Reputed Orange County Mexican Mafia boss Johnny Martinez will ask a federal judge in Santa Ana Tuesday to let him represent himself as his own attorney in a sprawling racketeering case against the defendant and the gang which has resulted most notably murder convictions for three men.
Martinez filed his request July 9, handwriting the 10-page motion. U.S. District Judge Fred Slaughter will hear the defendant’s argument.
“With all due respect, Mr. Martinez is being persecuted by the prosecution for who he is — not what he stands accused of,” Martinez wrote. “This federal indictment represents prosecutorial vindictiveness in its purest form by an overzealous and disgruntled prosecution team that Mr. Martinez won fair and square in the OC state court system.
“Indeed, this is now the THIRD time that Mr. Martinez is being prosecuted for offenses that were either ruled to be without probable cause, or unchargeable because Mr. Martinez’s alleged conduct cannot be prosecuted in state court. This is an obvious case of state court losers weaponizing the federal judiciary in an attempt to take a third bite at the apple.”
In December, Martinez got his second-degree murder conviction tossed by Orange County Superior Court Judge Sheila Hanson based on a new state law that redefined murder.
Martinez and his attorneys were also successful in junking another state murder case against him in state court when Orange County Superior Court Judge Patrick Donahue ruled a lack of evidence to prosecute him.
Martinez was charged in a case accusing him and others in the January 2017 killing of 35-year-old Robert Rios in Placentia and then the later attempted murder of Greg Munoz, a co-defendant in the Rios killing.
That case was beset by legal problems, prompting prosecutors to get an indictment from a grand jury in 2018. That indictment was thrown out for procedural errors in the presentation of evidence, so prosecutors charged Martinez and the other defendants again and were ordered to stand trial following a preliminary hearing.
But Donahue granted a motion preventing prosecutors from mentioning Johnny Martinez or the conspiracy to order the hit on Rios because the judge determined that a gang expert from the Orange County Sheriff’s Department lied about his training as part of a wide-ranging evidence-booking scandal in the department.
After Donahue dismissed the case against Martinez, federal prosecutors stepped in with a racketeering case in 2022 alleging murder, attempted murder, drug dealing and weapons charges.
Local authorities say Martinez ascended to power following the 2018 death of Peter Ojeda in prison, where he was serving a 15-year sentence. Like Ojeda, Martinez is accused of running the gang from jail and prison.
Martinez said he understands the risk of representing himself, but said he thinks “no one is going to fight as hard for Mr. Martinez as he will. This is because not only does Mr.
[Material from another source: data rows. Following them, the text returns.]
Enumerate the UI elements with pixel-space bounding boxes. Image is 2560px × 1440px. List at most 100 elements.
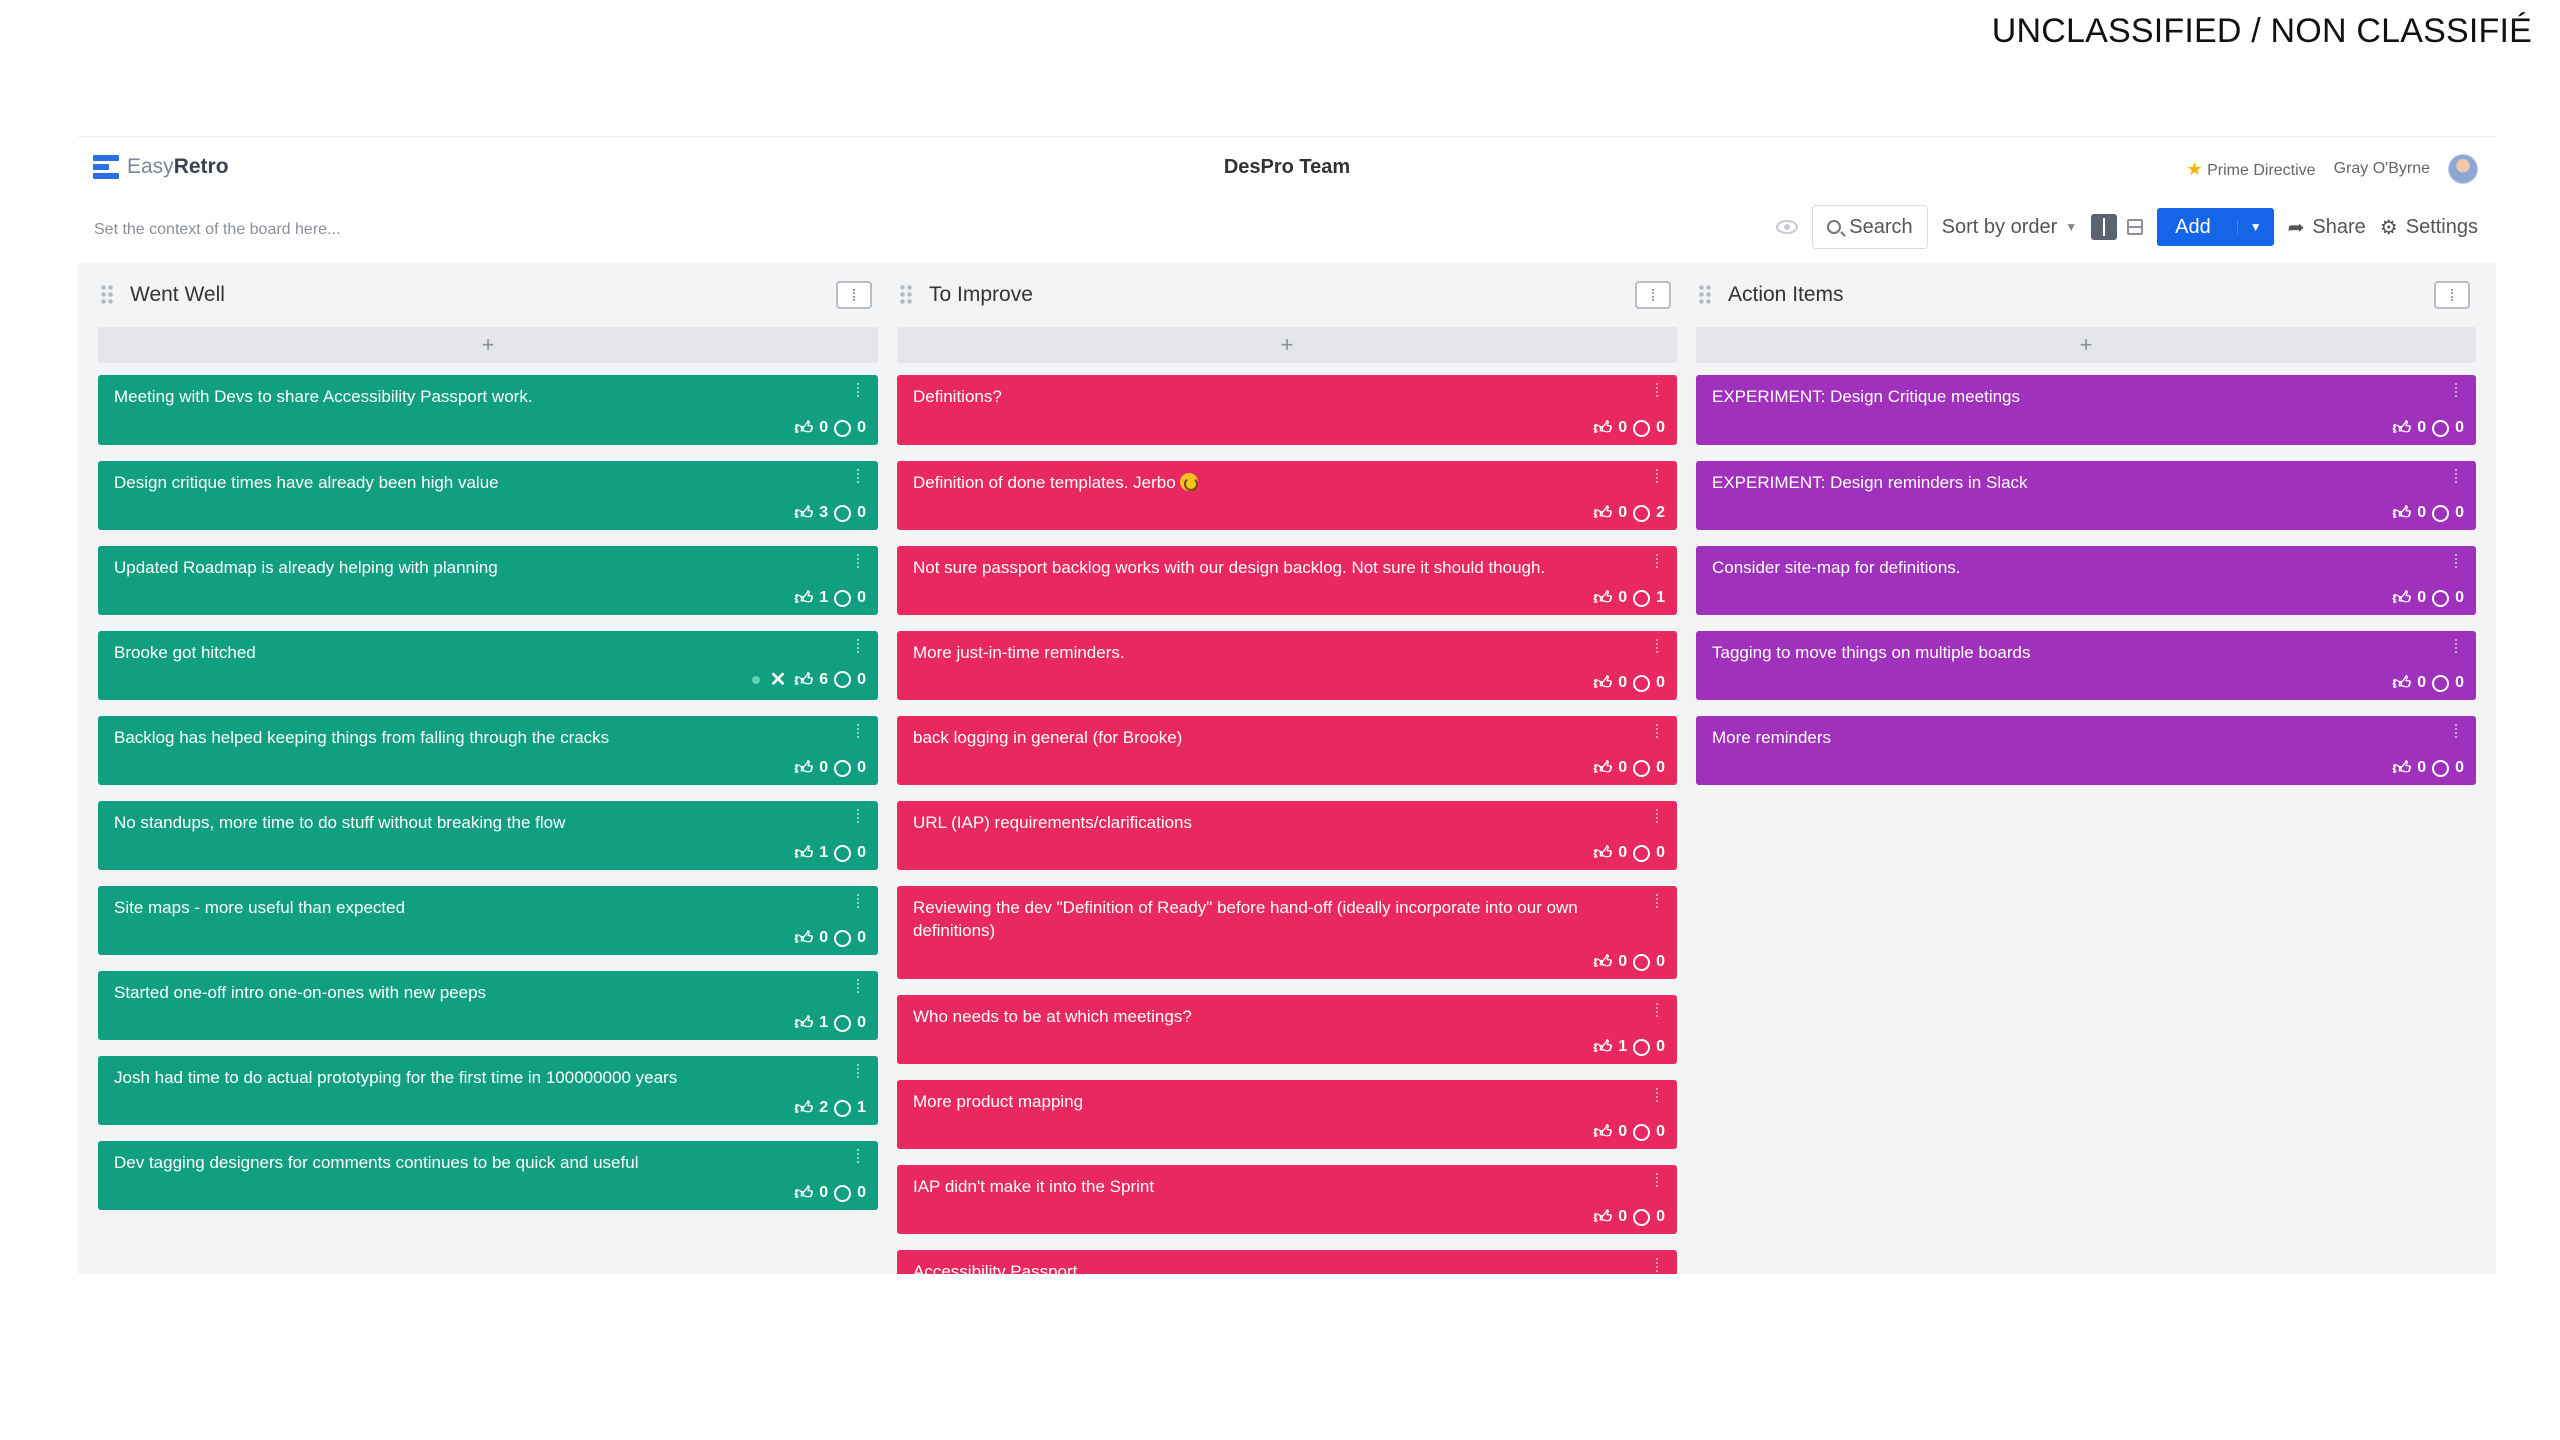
thumbs-up-icon[interactable]: 👍︎ bbox=[2392, 673, 2412, 693]
card[interactable]: Accessibility Passport bbox=[897, 1250, 1677, 1274]
card-menu-icon[interactable] bbox=[857, 554, 860, 568]
card[interactable]: Updated Roadmap is already helping with … bbox=[98, 546, 878, 615]
card-menu-icon[interactable] bbox=[857, 724, 860, 738]
thumbs-up-icon[interactable]: 👍︎ bbox=[794, 588, 814, 608]
add-button[interactable]: Add ▼ bbox=[2157, 208, 2274, 246]
thumbs-up-icon[interactable]: 👍︎ bbox=[794, 1183, 814, 1203]
comment-icon[interactable] bbox=[834, 671, 852, 688]
card-menu-icon[interactable] bbox=[1656, 554, 1659, 568]
search-button[interactable]: Search bbox=[1812, 205, 1928, 249]
comment-icon[interactable] bbox=[834, 419, 852, 437]
card-menu-icon[interactable] bbox=[857, 894, 860, 908]
thumbs-up-icon[interactable]: 👍︎ bbox=[2392, 588, 2412, 608]
card-menu-icon[interactable] bbox=[2455, 469, 2458, 483]
card[interactable]: Brooke got hitched ✕ 👍︎ 6 0 bbox=[98, 631, 878, 700]
comment-icon[interactable] bbox=[1633, 419, 1651, 437]
comment-icon[interactable] bbox=[834, 844, 852, 862]
thumbs-up-icon[interactable]: 👍︎ bbox=[1593, 1122, 1613, 1142]
comment-icon[interactable] bbox=[834, 1184, 852, 1202]
card[interactable]: Meeting with Devs to share Accessibility… bbox=[98, 375, 878, 445]
card-menu-icon[interactable] bbox=[1656, 809, 1659, 823]
card[interactable]: Consider site-map for definitions. 👍︎ 0 0 bbox=[1696, 546, 2476, 615]
card-menu-icon[interactable] bbox=[1656, 469, 1659, 483]
thumbs-up-icon[interactable]: 👍︎ bbox=[2392, 418, 2412, 438]
card-menu-icon[interactable] bbox=[857, 469, 860, 483]
card-menu-icon[interactable] bbox=[857, 1064, 860, 1078]
card[interactable]: Definitions? 👍︎ 0 0 bbox=[897, 375, 1677, 445]
drag-handle-icon[interactable] bbox=[899, 284, 913, 306]
comment-icon[interactable] bbox=[2432, 759, 2450, 777]
thumbs-up-icon[interactable]: 👍︎ bbox=[2392, 503, 2412, 523]
comment-icon[interactable] bbox=[1633, 674, 1651, 692]
thumbs-up-icon[interactable]: 👍︎ bbox=[1593, 843, 1613, 863]
card[interactable]: URL (IAP) requirements/clarifications 👍︎ 0… bbox=[897, 801, 1677, 870]
thumbs-up-icon[interactable]: 👍︎ bbox=[1593, 1207, 1613, 1227]
card[interactable]: EXPERIMENT: Design Critique meetings 👍︎ 0 0 bbox=[1696, 375, 2476, 445]
add-card-button[interactable]: + bbox=[1696, 327, 2476, 363]
add-card-button[interactable]: + bbox=[897, 327, 1677, 363]
settings-button[interactable]: ⚙ Settings bbox=[2380, 215, 2478, 240]
comment-icon[interactable] bbox=[1633, 504, 1651, 522]
card[interactable]: Tagging to move things on multiple board… bbox=[1696, 631, 2476, 700]
comment-icon[interactable] bbox=[834, 929, 852, 947]
card[interactable]: Design critique times have already been … bbox=[98, 461, 878, 530]
easyretro-logo[interactable]: EasyRetro bbox=[93, 153, 229, 181]
thumbs-up-icon[interactable]: 👍︎ bbox=[1593, 588, 1613, 608]
card[interactable]: Not sure passport backlog works with our… bbox=[897, 546, 1677, 615]
column-view-icon[interactable] bbox=[2091, 214, 2118, 240]
card-menu-icon[interactable] bbox=[857, 979, 860, 993]
card-menu-icon[interactable] bbox=[1656, 1003, 1659, 1017]
card[interactable]: Dev tagging designers for comments conti… bbox=[98, 1141, 878, 1210]
thumbs-up-icon[interactable]: 👍︎ bbox=[794, 503, 814, 523]
comment-icon[interactable] bbox=[1633, 1208, 1651, 1226]
comment-icon[interactable] bbox=[2432, 504, 2450, 522]
card[interactable]: More just-in-time reminders. 👍︎ 0 0 bbox=[897, 631, 1677, 700]
card[interactable]: Reviewing the dev "Definition of Ready" … bbox=[897, 886, 1677, 979]
card-menu-icon[interactable] bbox=[857, 383, 860, 397]
thumbs-up-icon[interactable]: 👍︎ bbox=[2392, 758, 2412, 778]
thumbs-up-icon[interactable]: 👍︎ bbox=[794, 1013, 814, 1033]
card[interactable]: Site maps - more useful than expected 👍︎ 0… bbox=[98, 886, 878, 955]
comment-icon[interactable] bbox=[834, 759, 852, 777]
card[interactable]: Definition of done templates. Jerbo 👍︎ 0 2 bbox=[897, 461, 1677, 530]
card-menu-icon[interactable] bbox=[857, 809, 860, 823]
card-menu-icon[interactable] bbox=[1656, 639, 1659, 653]
column-menu-icon[interactable] bbox=[2434, 281, 2470, 309]
thumbs-up-icon[interactable]: 👍︎ bbox=[794, 1098, 814, 1118]
add-card-button[interactable]: + bbox=[98, 327, 878, 363]
card-menu-icon[interactable] bbox=[1656, 1173, 1659, 1187]
card-menu-icon[interactable] bbox=[2455, 383, 2458, 397]
card-menu-icon[interactable] bbox=[2455, 639, 2458, 653]
comment-icon[interactable] bbox=[2432, 419, 2450, 437]
thumbs-up-icon[interactable]: 👍︎ bbox=[794, 758, 814, 778]
card[interactable]: No standups, more time to do stuff witho… bbox=[98, 801, 878, 870]
thumbs-up-icon[interactable]: 👍︎ bbox=[1593, 503, 1613, 523]
comment-icon[interactable] bbox=[1633, 1123, 1651, 1141]
thumbs-up-icon[interactable]: 👍︎ bbox=[794, 669, 814, 690]
comment-icon[interactable] bbox=[834, 1014, 852, 1032]
thumbs-up-icon[interactable]: 👍︎ bbox=[1593, 673, 1613, 693]
drag-handle-icon[interactable] bbox=[1698, 284, 1712, 306]
close-icon[interactable]: ✕ bbox=[769, 669, 787, 691]
card[interactable]: Started one-off intro one-on-ones with n… bbox=[98, 971, 878, 1040]
card-menu-icon[interactable] bbox=[1656, 724, 1659, 738]
column-menu-icon[interactable] bbox=[836, 281, 872, 309]
row-view-icon[interactable] bbox=[2127, 219, 2144, 235]
prime-directive-link[interactable]: ★ Prime Directive bbox=[2187, 159, 2316, 180]
comment-icon[interactable] bbox=[834, 589, 852, 607]
card[interactable]: Who needs to be at which meetings? 👍︎ 1 0 bbox=[897, 995, 1677, 1064]
comment-icon[interactable] bbox=[1633, 589, 1651, 607]
eye-icon[interactable] bbox=[1776, 220, 1799, 234]
card[interactable]: More reminders 👍︎ 0 0 bbox=[1696, 716, 2476, 785]
thumbs-up-icon[interactable]: 👍︎ bbox=[1593, 1037, 1613, 1057]
thumbs-up-icon[interactable]: 👍︎ bbox=[794, 418, 814, 438]
chevron-down-icon[interactable]: ▼ bbox=[2236, 220, 2274, 234]
card-menu-icon[interactable] bbox=[1656, 383, 1659, 397]
comment-icon[interactable] bbox=[834, 504, 852, 522]
card-menu-icon[interactable] bbox=[857, 1149, 860, 1163]
comment-icon[interactable] bbox=[1633, 844, 1651, 862]
card-menu-icon[interactable] bbox=[2455, 554, 2458, 568]
column-menu-icon[interactable] bbox=[1635, 281, 1671, 309]
card[interactable]: IAP didn't make it into the Sprint 👍︎ 0 0 bbox=[897, 1165, 1677, 1234]
card-menu-icon[interactable] bbox=[2455, 724, 2458, 738]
Martinez know he is being falsely accused, but he also believes in justice and that his innocence will triumph. There is no victory without faith. And while Mr. Martinez may very well conduct his own defense ultimately to his own detriment his choice must be honored out of that respect for the individual which is the lifeblood of the law.”
Martinez argued that he believes an investigator “relied heavily on sheriff’s deputies and confidential informants to obtain one or more wire taps.” He said the sheriff’s deputies “have a colorful history of malfeasance, including perjury,” and that “at least two of the informants are career government witnesses.”
Some of those wire-tapped calls were played for jurors in the murder trial as part of the racketeering case.
Martinez also pointed to evidence used by Assistant Orange County Public Defender Scott Sanders in the so-called snitch scandal that led to prosecutors losing the ability to seek the death penalty against Scott Dekraai, the worst mass killer in Orange County history.
Martinez accused an investigator of providing “several hundred dollars and fast food from Carl’s Jr and Jack in the Box” to informants in the prosecution. Martinez also attacked the credibility of one of former shot-caller Omar Mejia, who has flipped and testified for prosecutors in the first murder trial of the racketeering case.
Martinez also demanded prosecutors turn over more evidence, complaining his defense team has been ignored.
“The stakes couldn’t be any higher,” he said. “Mr. Martinez no longer has a criminal record, and after serving decades of confinement for misdemeanor conduct, Mr. Martinez is truly fighting for the right to live and a second chance.”